According to Goslett, financial institutions will generally look at how a prospective homebuyer has conducted their credit accounts over the last six months, so if an applicant wants to ensure an optimum chance for approval, they will need to have an excellent credit record and history for at least the six months prior to submitting their application. He notes that establishing a credit history is slightly more challenging due to the fact that lenders are extra cautious of new applicants. Goslett offers a few tips for so those who want to establish a credit history and are applying for credit for the first time:
•Easy does it
Don't apply for too much credit at once and only apply with a reputable credit provider. Goslett says that it is best to start off slowly and only apply for small amounts that are easily manageable. He explains that applying for too much credit will send the incorrect message to the lender and they will think that you are desperate. It is also important to only make one application at a time, as too many applications for credit facilities will have a counterproductive effect that could negatively impact the consumer's credit score. Pay down accounts as soon as possible, and be sure you don't take out more credit than you can afford to pay back.
•The power of three
As a general rule the consumer will require at least three lines of credit. With less than that the credit history might be considered to be too thin, however with more it may be considered too much. Goslett says that the golden rule is for consumers to make sure that they always leave a 30% or higher gap between what they owe and the credit limit as lenders will look for this minimum gap. It is also vital to still have the necessary disposable income required for bond approval in the future, so work out a strict budget and stick to it.

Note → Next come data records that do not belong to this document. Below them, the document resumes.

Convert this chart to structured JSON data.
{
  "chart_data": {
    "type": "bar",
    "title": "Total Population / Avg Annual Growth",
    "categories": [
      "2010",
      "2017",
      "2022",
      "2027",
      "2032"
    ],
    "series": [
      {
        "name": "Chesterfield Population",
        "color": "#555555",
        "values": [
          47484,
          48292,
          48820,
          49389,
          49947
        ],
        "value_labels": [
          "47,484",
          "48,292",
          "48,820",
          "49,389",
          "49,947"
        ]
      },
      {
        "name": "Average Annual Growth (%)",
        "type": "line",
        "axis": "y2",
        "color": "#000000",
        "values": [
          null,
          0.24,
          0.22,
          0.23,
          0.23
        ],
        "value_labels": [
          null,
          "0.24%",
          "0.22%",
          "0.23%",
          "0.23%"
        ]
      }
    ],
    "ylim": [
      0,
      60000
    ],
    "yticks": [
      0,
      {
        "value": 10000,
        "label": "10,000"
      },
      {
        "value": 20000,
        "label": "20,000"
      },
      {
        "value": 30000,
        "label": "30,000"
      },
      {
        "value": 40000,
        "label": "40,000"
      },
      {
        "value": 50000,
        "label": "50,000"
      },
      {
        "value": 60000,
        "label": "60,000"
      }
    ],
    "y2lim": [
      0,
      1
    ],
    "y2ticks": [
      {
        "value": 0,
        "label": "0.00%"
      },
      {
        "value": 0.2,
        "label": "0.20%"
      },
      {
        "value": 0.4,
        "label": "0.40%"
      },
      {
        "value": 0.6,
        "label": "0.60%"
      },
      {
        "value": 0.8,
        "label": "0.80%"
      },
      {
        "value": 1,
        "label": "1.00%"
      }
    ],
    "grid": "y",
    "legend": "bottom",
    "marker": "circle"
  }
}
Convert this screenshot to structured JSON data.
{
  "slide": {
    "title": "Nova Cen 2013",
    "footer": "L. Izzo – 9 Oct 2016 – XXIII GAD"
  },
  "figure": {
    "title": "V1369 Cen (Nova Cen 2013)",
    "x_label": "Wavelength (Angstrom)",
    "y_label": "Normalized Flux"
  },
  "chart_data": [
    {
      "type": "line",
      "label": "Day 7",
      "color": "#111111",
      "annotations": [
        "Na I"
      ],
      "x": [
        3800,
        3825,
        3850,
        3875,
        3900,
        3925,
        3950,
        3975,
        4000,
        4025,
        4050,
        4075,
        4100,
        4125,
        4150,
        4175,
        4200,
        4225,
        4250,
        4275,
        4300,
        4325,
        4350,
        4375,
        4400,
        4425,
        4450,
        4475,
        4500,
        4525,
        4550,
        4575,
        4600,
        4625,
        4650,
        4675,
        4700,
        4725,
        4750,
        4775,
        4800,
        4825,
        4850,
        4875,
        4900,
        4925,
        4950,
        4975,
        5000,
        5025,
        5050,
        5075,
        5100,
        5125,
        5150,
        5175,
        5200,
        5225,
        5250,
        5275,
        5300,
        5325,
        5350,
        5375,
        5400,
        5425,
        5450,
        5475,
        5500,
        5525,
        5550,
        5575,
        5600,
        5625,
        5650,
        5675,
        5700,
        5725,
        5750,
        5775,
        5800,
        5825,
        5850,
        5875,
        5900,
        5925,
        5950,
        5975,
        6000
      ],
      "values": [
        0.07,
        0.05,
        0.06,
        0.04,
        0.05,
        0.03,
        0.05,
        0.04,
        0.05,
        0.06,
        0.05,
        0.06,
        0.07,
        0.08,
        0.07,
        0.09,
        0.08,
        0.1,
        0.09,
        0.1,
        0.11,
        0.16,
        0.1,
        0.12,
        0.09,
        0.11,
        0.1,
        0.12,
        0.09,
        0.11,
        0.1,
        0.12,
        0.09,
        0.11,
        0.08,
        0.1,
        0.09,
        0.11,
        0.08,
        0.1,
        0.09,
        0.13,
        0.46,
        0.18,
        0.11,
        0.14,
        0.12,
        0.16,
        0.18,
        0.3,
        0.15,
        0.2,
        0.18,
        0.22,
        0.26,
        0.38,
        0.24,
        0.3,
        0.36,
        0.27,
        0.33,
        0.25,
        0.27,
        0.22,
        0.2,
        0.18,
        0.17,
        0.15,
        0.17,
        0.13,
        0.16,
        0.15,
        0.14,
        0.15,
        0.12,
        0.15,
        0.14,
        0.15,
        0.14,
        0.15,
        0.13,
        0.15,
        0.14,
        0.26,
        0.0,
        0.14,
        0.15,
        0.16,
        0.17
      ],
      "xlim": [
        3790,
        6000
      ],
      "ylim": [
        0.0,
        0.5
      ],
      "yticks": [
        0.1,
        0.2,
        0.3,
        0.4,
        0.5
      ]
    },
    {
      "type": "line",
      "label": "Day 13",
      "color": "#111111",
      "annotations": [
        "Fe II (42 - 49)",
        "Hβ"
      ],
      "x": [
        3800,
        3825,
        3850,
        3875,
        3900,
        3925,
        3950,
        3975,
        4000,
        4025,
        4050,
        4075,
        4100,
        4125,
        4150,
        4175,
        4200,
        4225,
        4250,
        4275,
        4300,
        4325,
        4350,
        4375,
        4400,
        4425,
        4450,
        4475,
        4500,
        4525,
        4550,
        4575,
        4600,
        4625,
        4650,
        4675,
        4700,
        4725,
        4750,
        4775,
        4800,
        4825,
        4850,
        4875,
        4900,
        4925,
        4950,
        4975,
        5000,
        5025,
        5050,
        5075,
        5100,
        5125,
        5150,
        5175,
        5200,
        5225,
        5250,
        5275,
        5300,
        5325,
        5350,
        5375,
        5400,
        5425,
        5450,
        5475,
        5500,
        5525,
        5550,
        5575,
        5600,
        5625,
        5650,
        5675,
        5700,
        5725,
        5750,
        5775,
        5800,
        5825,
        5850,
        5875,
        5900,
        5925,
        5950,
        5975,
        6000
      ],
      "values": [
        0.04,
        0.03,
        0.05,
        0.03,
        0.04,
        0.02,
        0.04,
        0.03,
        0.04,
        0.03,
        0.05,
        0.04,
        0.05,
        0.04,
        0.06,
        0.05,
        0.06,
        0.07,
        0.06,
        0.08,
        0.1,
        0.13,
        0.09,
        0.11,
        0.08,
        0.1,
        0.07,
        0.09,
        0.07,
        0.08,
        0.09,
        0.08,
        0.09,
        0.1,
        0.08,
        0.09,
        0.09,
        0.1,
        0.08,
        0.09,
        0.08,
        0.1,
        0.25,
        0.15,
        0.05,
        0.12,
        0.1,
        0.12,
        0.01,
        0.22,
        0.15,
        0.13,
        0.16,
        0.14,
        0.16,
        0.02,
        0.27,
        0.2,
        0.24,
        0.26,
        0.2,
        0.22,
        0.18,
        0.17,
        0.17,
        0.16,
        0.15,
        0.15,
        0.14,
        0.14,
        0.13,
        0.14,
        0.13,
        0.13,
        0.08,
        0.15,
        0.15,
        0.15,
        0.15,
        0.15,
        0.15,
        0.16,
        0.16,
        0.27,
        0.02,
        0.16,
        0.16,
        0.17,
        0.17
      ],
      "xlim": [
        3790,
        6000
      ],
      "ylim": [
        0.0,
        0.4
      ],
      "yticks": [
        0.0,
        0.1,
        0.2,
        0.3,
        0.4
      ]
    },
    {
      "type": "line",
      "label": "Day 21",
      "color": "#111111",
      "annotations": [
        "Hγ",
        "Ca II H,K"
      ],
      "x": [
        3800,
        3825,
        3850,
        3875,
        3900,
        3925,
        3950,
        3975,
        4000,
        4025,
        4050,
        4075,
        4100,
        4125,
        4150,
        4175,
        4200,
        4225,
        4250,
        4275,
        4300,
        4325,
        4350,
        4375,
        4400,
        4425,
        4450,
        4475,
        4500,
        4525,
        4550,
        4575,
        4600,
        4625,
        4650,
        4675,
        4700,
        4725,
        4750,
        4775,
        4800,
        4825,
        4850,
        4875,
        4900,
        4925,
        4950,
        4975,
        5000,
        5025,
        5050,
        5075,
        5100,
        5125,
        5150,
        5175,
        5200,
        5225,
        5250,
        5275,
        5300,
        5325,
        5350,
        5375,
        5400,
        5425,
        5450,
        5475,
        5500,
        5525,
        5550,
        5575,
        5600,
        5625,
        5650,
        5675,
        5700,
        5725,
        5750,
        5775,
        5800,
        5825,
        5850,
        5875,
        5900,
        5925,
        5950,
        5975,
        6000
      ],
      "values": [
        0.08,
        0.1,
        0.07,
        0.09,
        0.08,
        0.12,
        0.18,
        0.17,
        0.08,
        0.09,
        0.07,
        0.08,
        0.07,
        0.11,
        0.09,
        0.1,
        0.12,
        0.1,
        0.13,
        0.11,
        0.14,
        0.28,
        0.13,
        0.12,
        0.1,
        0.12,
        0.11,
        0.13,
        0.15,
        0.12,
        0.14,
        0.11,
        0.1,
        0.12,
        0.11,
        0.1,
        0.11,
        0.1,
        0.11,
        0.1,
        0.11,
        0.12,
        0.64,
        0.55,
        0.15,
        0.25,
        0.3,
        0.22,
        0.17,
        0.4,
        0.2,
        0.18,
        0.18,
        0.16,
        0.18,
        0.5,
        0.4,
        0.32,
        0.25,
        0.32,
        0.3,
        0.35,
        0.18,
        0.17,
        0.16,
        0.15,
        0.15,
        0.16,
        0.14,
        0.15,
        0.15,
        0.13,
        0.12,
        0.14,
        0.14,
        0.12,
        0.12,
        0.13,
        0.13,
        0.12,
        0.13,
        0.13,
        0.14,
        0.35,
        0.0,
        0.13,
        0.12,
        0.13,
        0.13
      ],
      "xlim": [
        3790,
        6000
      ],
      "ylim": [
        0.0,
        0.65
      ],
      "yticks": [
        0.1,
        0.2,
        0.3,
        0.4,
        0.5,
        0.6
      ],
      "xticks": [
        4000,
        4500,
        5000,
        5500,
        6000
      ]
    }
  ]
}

•Have different types of credit
The credit score algorithm likes to see different kinds of accounts. Applicants should not just have revolving credit, but where appropriate, a closed-end loan or account such as a car loan. Goslett says that how the various accounts are managed is more important than the variety of the credit. He notes that is very important that all accounts are paid according to the loan agreement and no late payments are made. This will reflect responsible financial behaviour.
•Deposit money into a savings account
Start to build a good bank account balance by depositing money into a savings account each month for your home loan deposit, as this will show financial stability. Goslett says that the fact that you have a deposit saved up will stand you in good stead and improve your bond approval chances.
Goslett concludes by saying that consumers should remember that even with an established credit history and excellent record, homeowners will need to be able to afford their monthly repayments. Affordability and disposable income will remain the crux of the bond approval process in the year ahead.